You are far more likely to be sent back to prison for a parole violation or FTR than for a new sexual offense. There are many ways you can be in violation and be sent back to prison (Note: this is by no means an exhaustive list):

FTR: Violations can include failing to pay fees, failure to update registry information (could be email address, phone number, vehicle info, physical address), Failure to notify authorities of travel (most states require notice of gone from home a certain length of time, and federal guidelines require 21 days’ advance notice of international travel)

Supervision Violations can include: Failing to pay fees, missing or being late to therapy sessions or refusing to participate in treatment (which may include refusing to take the poly/PPG), missing curfew or a check-in with the PO, or breaking any of the mandatory rules or any discretionary rules made by the courts/PO (Internet/Social Media bans while on paper are a particularly controversial rule and are currently contested in the courts).

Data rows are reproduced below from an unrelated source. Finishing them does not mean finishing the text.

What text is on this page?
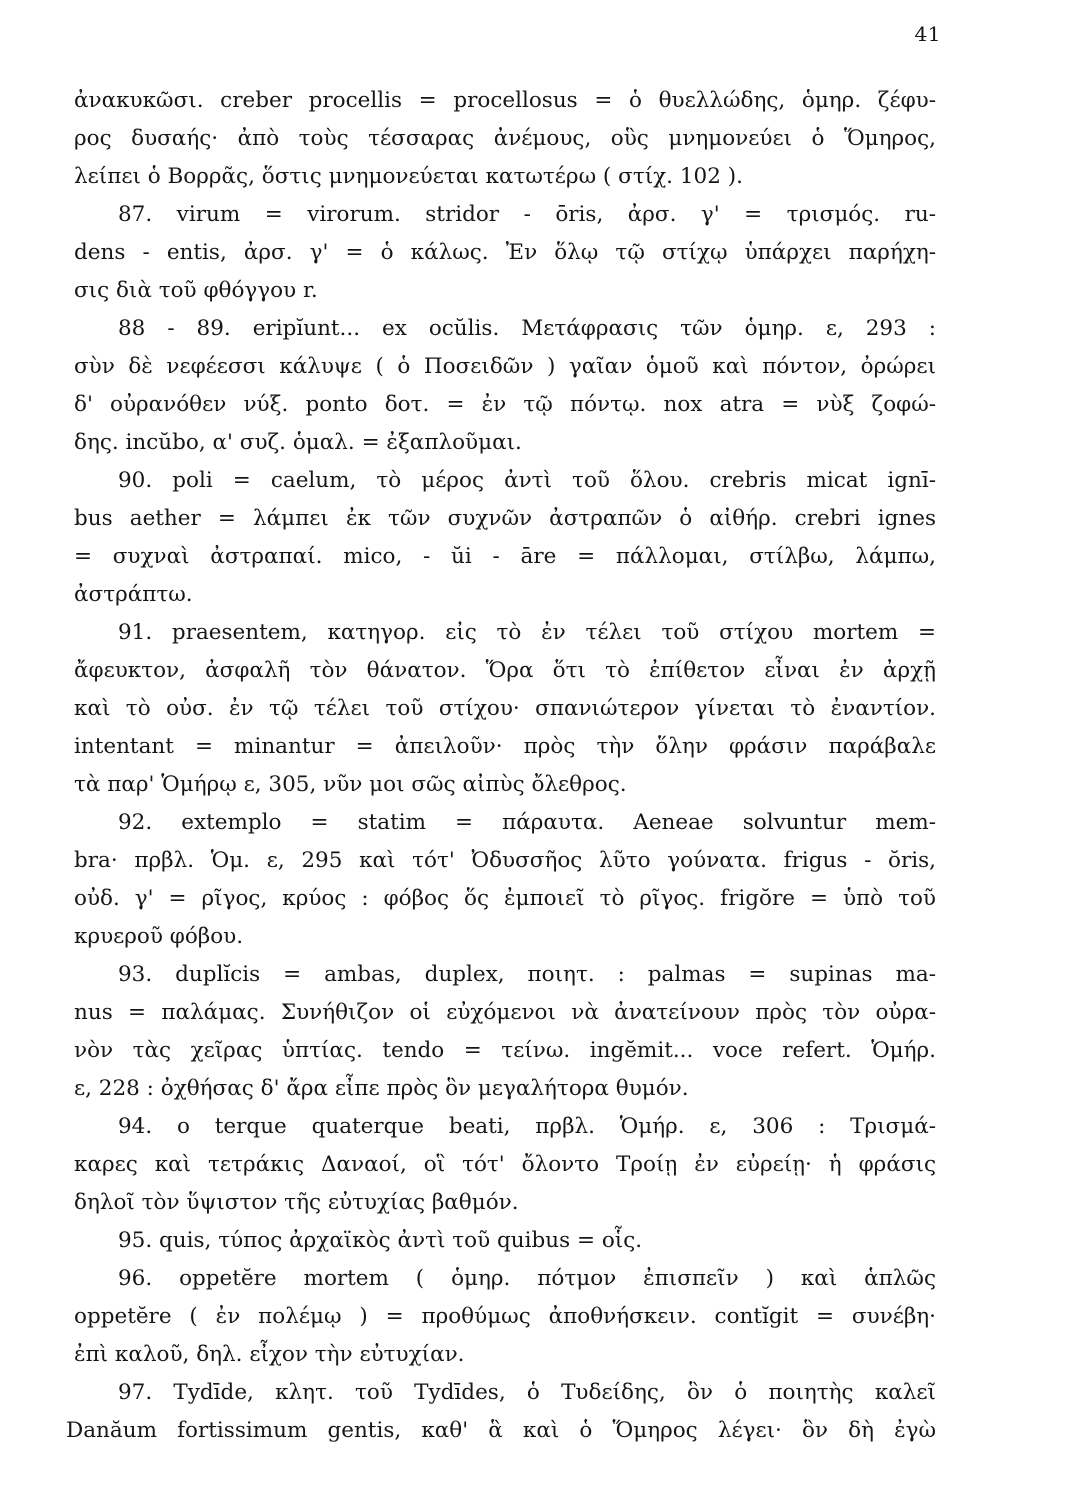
41
ἀνακυκῶσι. creber procellis = procellosus = ὁ θυελλώδης, ὁμηρ. ζέφυ-
ρος δυσαής· ἀπὸ τοὺς τέσσαρας ἀνέμους, οὓς μνημονεύει ὁ Ὅμηρος,
λείπει ὁ Βορρᾶς, ὅστις μνημονεύεται κατωτέρω ( στίχ. 102 ).
87. virum = virorum. stridor - ōris, ἀρσ. γ' = τρισμός. ru-
dens - entis, ἀρσ. γ' = ὁ κάλως. Ἐν ὅλῳ τῷ στίχῳ ὑπάρχει παρήχη-
σις διὰ τοῦ φθόγγου r.
88 - 89. eripĭunt... ex ocŭlis. Μετάφρασις τῶν ὁμηρ. ε, 293 :
σὺν δὲ νεφέεσσι κάλυψε ( ὁ Ποσειδῶν ) γαῖαν ὁμοῦ καὶ πόντον, ὀρώρει
δ' οὐρανόθεν νύξ. ponto δοτ. = ἐν τῷ πόντῳ. nox atra = νὺξ ζοφώ-
δης. incŭbo, α' συζ. ὁμαλ. = ἐξαπλοῦμαι.
90. poli = caelum, τὸ μέρος ἀντὶ τοῦ ὅλου. crebris micat ignī-
bus aether = λάμπει ἐκ τῶν συχνῶν ἀστραπῶν ὁ αἰθήρ. crebri ignes
= συχναὶ ἀστραπαί. mico, - ŭi - āre = πάλλομαι, στίλβω, λάμπω,
ἀστράπτω.
91. praesentem, κατηγορ. εἰς τὸ ἐν τέλει τοῦ στίχου mortem =
ἄφευκτον, ἀσφαλῆ τὸν θάνατον. Ὅρα ὅτι τὸ ἐπίθετον εἶναι ἐν ἀρχῇ
καὶ τὸ οὐσ. ἐν τῷ τέλει τοῦ στίχου· σπανιώτερον γίνεται τὸ ἐναντίον.
intentant = minantur = ἀπειλοῦν· πρὸς τὴν ὅλην φράσιν παράβαλε
τὰ παρ' Ὁμήρῳ ε, 305, νῦν μοι σῶς αἰπὺς ὄλεθρος.
92. extemplo = statim = πάραυτα. Aeneae solvuntur mem-
bra· πρβλ. Ὁμ. ε, 295 καὶ τότ' Ὀδυσσῆος λῦτο γούνατα. frigus - ŏris,
οὐδ. γ' = ρῖγος, κρύος : φόβος ὅς ἐμποιεῖ τὸ ρῖγος. frigŏre = ὑπὸ τοῦ
κρυεροῦ φόβου.
93. duplĭcis = ambas, duplex, ποιητ. : palmas = supinas ma-
nus = παλάμας. Συνήθιζον οἱ εὐχόμενοι νὰ ἀνατείνουν πρὸς τὸν οὐρα-
νὸν τὰς χεῖρας ὑπτίας. tendo = τείνω. ingĕmit... voce refert. Ὁμήρ.
ε, 228 : ὀχθήσας δ' ἄρα εἶπε πρὸς ὃν μεγαλήτορα θυμόν.
94. o terque quaterque beati, πρβλ. Ὁμήρ. ε, 306 : Τρισμά-
καρες καὶ τετράκις Δαναοί, οἳ τότ' ὄλοντο Τροίῃ ἐν εὐρείῃ· ἡ φράσις
δηλοῖ τὸν ὕψιστον τῆς εὐτυχίας βαθμόν.
95. quis, τύπος ἀρχαϊκὸς ἀντὶ τοῦ quibus = οἷς.
96. oppetĕre mortem ( ὁμηρ. πότμον ἐπισπεῖν ) καὶ ἁπλῶς
oppetĕre ( ἐν πολέμῳ ) = προθύμως ἀποθνήσκειν. contĭgit = συνέβη·
ἐπὶ καλοῦ, δηλ. εἶχον τὴν εὐτυχίαν.
97. Tydīde, κλητ. τοῦ Tydīdes, ὁ Τυδείδης, ὃν ὁ ποιητὴς καλεῖ
Danăum fortissimum gentis, καθ' ἃ καὶ ὁ Ὅμηρος λέγει· ὃν δὴ ἐγὼ
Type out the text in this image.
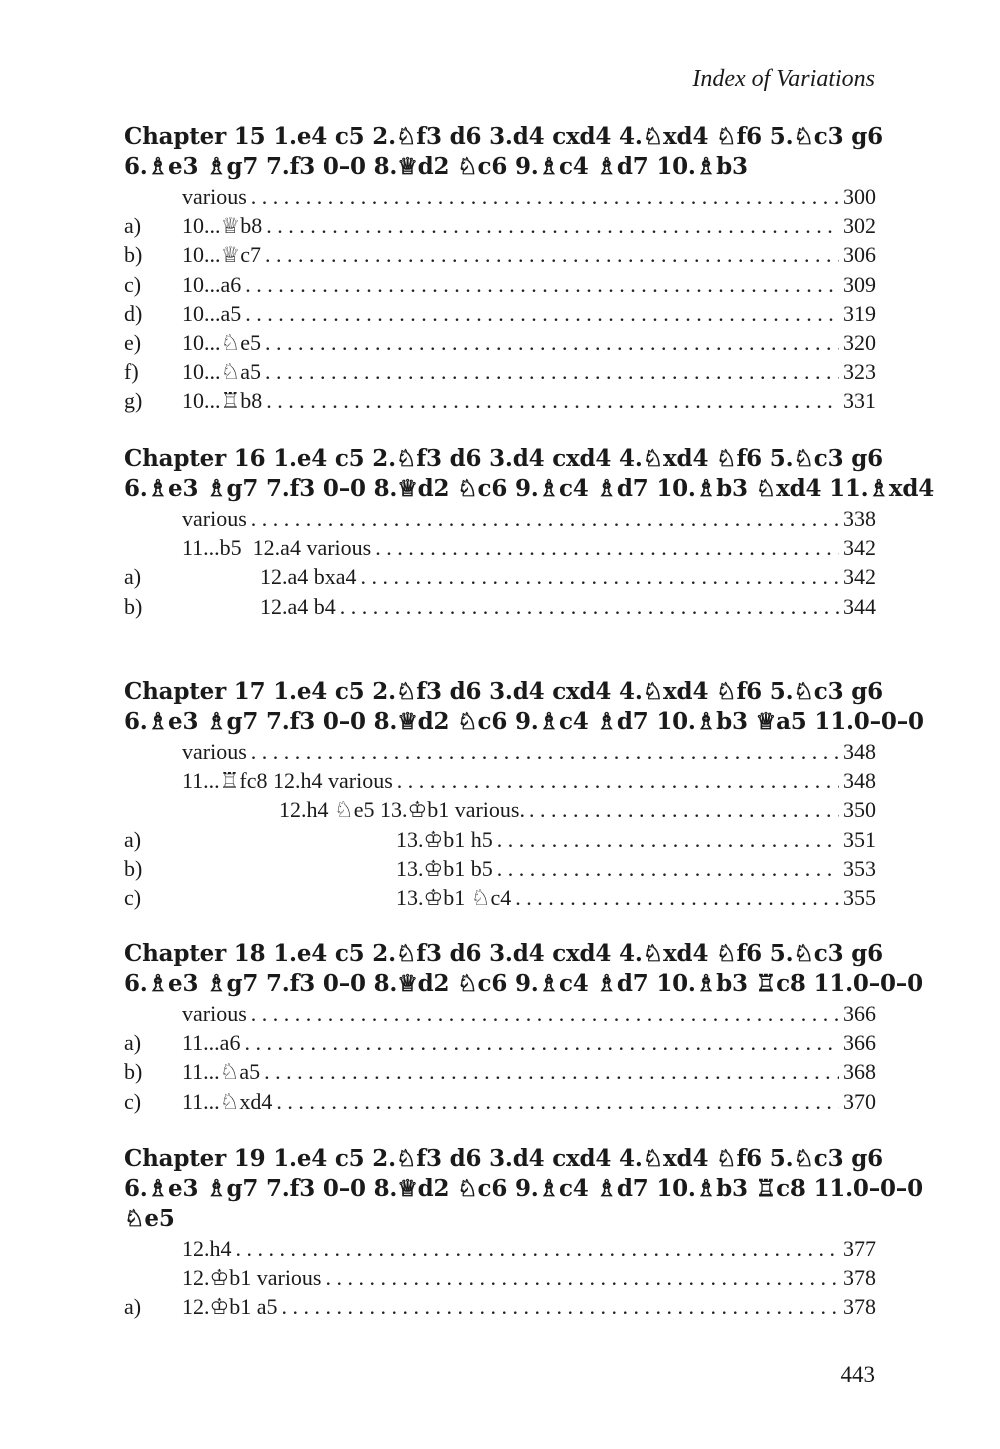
Index of Variations
Chapter 15 1.e4 c5 2.♘f3 d6 3.d4 cxd4 4.♘xd4 ♘f6 5.♘c3 g6
6.♗e3 ♗g7 7.f3 0–0 8.♕d2 ♘c6 9.♗c4 ♗d7 10.♗b3
various . . .	300
a)	10...♕b8 . . .	302
b)	10...♕c7 . . .	306
c)	10...a6 . . .	309
d)	10...a5 . . .	319
e)	10...♘e5 . . .	320
f)	10...♘a5 . . .	323
g)	10...♖b8 . . .	331
Chapter 16 1.e4 c5 2.♘f3 d6 3.d4 cxd4 4.♘xd4 ♘f6 5.♘c3 g6
6.♗e3 ♗g7 7.f3 0–0 8.♕d2 ♘c6 9.♗c4 ♗d7 10.♗b3 ♘xd4 11.♗xd4
various . . .	338
11...b5  12.a4 various . . .	342
a)	12.a4 bxa4 . . .	342
b)	12.a4 b4 . . .	344
Chapter 17 1.e4 c5 2.♘f3 d6 3.d4 cxd4 4.♘xd4 ♘f6 5.♘c3 g6
6.♗e3 ♗g7 7.f3 0–0 8.♕d2 ♘c6 9.♗c4 ♗d7 10.♗b3 ♕a5 11.0–0–0
various . . .	348
11...♖fc8 12.h4 various . . .	348
12.h4 ♘e5 13.♔b1 various. . . .	350
a)	13.♔b1 h5 . . .	351
b)	13.♔b1 b5 . . .	353
c)	13.♔b1 ♘c4 . . .	355
Chapter 18 1.e4 c5 2.♘f3 d6 3.d4 cxd4 4.♘xd4 ♘f6 5.♘c3 g6
6.♗e3 ♗g7 7.f3 0–0 8.♕d2 ♘c6 9.♗c4 ♗d7 10.♗b3 ♖c8 11.0–0–0
various . . .	366
a)	11...a6 . . .	366
b)	11...♘a5 . . .	368
c)	11...♘xd4 . . .	370
Chapter 19 1.e4 c5 2.♘f3 d6 3.d4 cxd4 4.♘xd4 ♘f6 5.♘c3 g6
6.♗e3 ♗g7 7.f3 0–0 8.♕d2 ♘c6 9.♗c4 ♗d7 10.♗b3 ♖c8 11.0–0–0
♘e5
12.h4 . . .	377
12.♔b1 various . . .	378
a)	12.♔b1 a5 . . .	378
443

Our lives unfortunately revolve around these rules. We literally have to drop everything and schedule the daily activity of our lives with these rules in mind. Horror stories exist of RCs being arrested for failing to update an email address, for being late to counseling sessions, for the inability to pay exorbitant fees, or (the one I hear the most) for assuming that state registry offices share information; the RC doesn’t tell registry office A of a move to location B because they think registry offices share information. They assume the new registry office will tell the old office about the move. This simple, innocent, faulty assumption can result in a FTR charge. You need to know the laws that apply to you and follow them. You will not necessarily get any sympathy from the courts, your PO, or your registry officer. Strict adherence to these rules is YOUR responsibility!